Я взяла книгу с собой в постель. Не было статьи об алкогольном отравлении, но была статья о похмелье. Рекомендовалось выпить большое количество воды, отправиться на свежий воздух для быстрой пробежки, «даже если не хочется». Если тошнит, а меня очень тошнило, рекомендовалось принять средство, которое называется «трисиликат магния». Хорошо, решила я, буду послушная. До этого мне хотелось свернуться калачиком под покрывалом на кровати и умереть, как умирает раненый зверь, вернувшийся в свою нору. Сейчас я решила прибегнуть к противоположному плану. Я собиралась активно справиться с этой проблемой. Я не только добуду это средство, но и сбегаю, чтобы получить его. Однако прежде всего нужно выпить воды.

Все было очень плохо. Вода явилась слишком поздно для моего пересохшего рта. Казалось, она омывает его поверхность, не впитываясь. Мне едва удалось поднять ноги, чтобы надеть шорты. Натянула тенниску. Голове было очень больно. Ныли руки. Медленно завязывала шнурки на обуви, стараясь вспомнить, как это делала в первый раз, возвращаясь к тому времени, когда мне было шесть лет. Зажала в руке пятифунтовую банкноту и, шаркая, вышла на улицу. От яркого света и холодного воздуха на коже и в легких я едва пришла в себя. Не знаю, принесло ли это мне какую-нибудь пользу, но появилась ясность мысли. Все-таки было приятно почувствовать боль. Задала себе вопрос: может быть, это приятное продолжение прошлой ночи? Почувствовать себя пьяной, ощущать боль, смущаться, страдать — все, что угодно, будет лучше, чем открыть глаза и, глядя прямо на солнце, реально оказаться лицом к лицу с тем, что сделал Трой с собой и со всеми нами.

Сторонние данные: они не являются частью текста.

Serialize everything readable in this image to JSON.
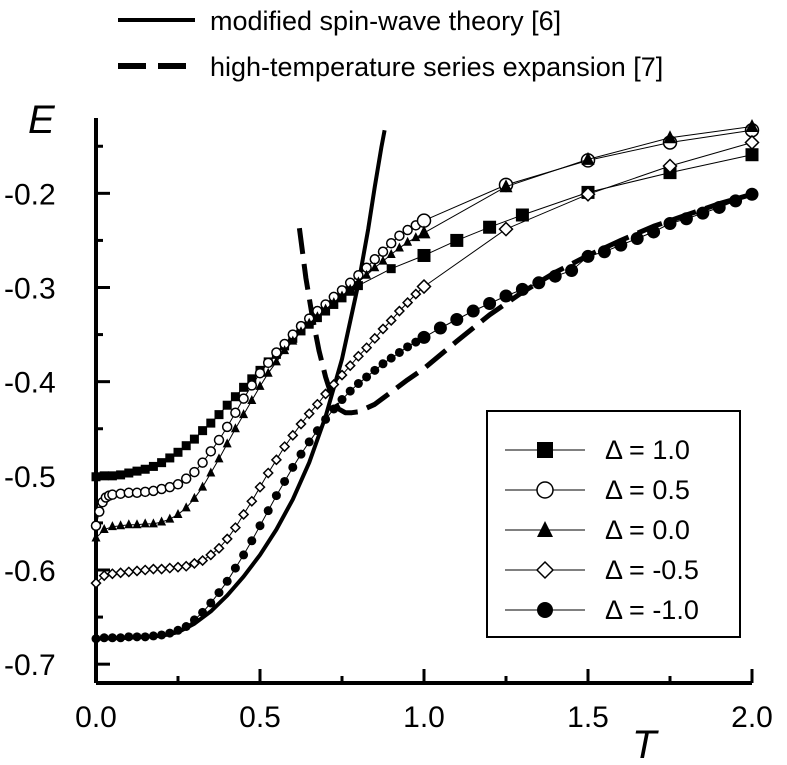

Аптека находилась на расстоянии двухсот ярдов. Попросила у фармацевта, очень рослого индуса, «трисиликат магния». У него был неприятный мятный вкус, но я отчаянно сосала его и отправилась домой бегом, приблизительно разминочным темпом. Приняла душ, надела свободную одежду и легла на кровать, чтобы подумать. Во рту появился металлический вкус. Сделала глотательное движение, но почувствовала, будто что-то колючее застряло у меня в горле и никак не может пройти дальше. Кожа стала холодной и влажной. Я почувствовала тошноту, но рвоты у меня не было.

Сомнений не оставалось. Я находилась в чуть менее ужасном состоянии. Сейчас можно начинать день. Который час? Я поискала часы на ночном столике, часы Троя, они лежали там. Четверть одиннадцатого. Это другое дело. Я знала, почему часы Троя были там. Часть проблемы Троя заключалась в том, что в его жизни никогда не было равновесия, не было компромисса. Нормальное поведение для него было трудной задачей. Он либо целиком лез из кожи вон, безумно веселился, проявлял невероятный энтузиазм, либо был сонным, медлительным, замкнутым, часто почти спящим. Даже в хорошие времена днем он часами спал крепким сном, как малое дитя или кошка. Причем не просто дремал в мягком кресле, а задвигал занавески, раздевался, ложился в постель. Это было как ночью. Когда проходил медикаментозное лечение, находился почти в коме. Он спал в моей постели, раздевался, оставляя часы на моем ночном столике. Его одежда была на его мертвом теле, но не было часов. Мог забыть. В конце концов, у него была депрессия.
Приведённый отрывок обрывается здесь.